Na reunião geral do semestre ouviria histórias de grandes metas conquistadas, veria fotos projetadas na telona branca dos vários momentos emocionantes e espontâneos dos colegas (que ele suspeitava não serem nem emocionantes e nem espontâneos), e ouviria textos e frases motivacionais que o deixariam ainda mais desmotivado. A maior motivação do auditório de reuniões era a garrafa de café, o potinho transparente do açúcar e os biscoitos doces e salgados que ficavam no cantinho, na mesa próxima à porta. 

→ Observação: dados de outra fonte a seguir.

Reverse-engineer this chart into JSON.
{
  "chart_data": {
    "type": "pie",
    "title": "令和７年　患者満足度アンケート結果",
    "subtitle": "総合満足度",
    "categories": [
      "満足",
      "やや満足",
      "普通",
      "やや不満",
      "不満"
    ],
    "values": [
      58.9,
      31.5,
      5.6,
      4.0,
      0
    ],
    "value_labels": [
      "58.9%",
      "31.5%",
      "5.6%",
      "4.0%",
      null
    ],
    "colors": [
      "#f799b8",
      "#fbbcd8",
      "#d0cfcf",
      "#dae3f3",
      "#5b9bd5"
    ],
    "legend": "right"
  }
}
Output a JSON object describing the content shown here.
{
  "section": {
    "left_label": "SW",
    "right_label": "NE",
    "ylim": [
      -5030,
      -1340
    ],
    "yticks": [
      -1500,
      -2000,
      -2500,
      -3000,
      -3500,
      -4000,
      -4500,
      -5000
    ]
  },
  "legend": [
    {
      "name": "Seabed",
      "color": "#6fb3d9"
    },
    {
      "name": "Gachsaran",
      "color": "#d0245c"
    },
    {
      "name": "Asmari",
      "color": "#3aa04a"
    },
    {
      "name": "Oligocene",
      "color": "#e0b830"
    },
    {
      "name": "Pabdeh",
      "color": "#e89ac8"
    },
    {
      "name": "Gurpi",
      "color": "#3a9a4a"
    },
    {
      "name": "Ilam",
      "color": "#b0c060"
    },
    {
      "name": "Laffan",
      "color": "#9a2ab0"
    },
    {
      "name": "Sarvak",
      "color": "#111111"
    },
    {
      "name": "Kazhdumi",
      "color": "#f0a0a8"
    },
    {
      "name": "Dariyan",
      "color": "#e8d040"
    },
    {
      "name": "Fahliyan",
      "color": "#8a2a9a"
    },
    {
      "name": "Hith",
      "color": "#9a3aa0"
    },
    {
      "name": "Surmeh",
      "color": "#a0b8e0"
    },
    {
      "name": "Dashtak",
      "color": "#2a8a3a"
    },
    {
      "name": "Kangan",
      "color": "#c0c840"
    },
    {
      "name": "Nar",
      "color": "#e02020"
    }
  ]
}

Ele levantaria suas razoáveis sete vezes para servir-se do café e dos biscoitos. E alguns olhariam meio torto para ele com posturas, na sua humilde opinião, nada razoáveis. E olha que ele, com sua ativa consciência ecológica, não gastaria mais de um copo plástico, pois guardava o mesmo copinho até o fim da reunião. Depois de algumas horas todos seriam dispensados e o café teria acabado, infelizmente. 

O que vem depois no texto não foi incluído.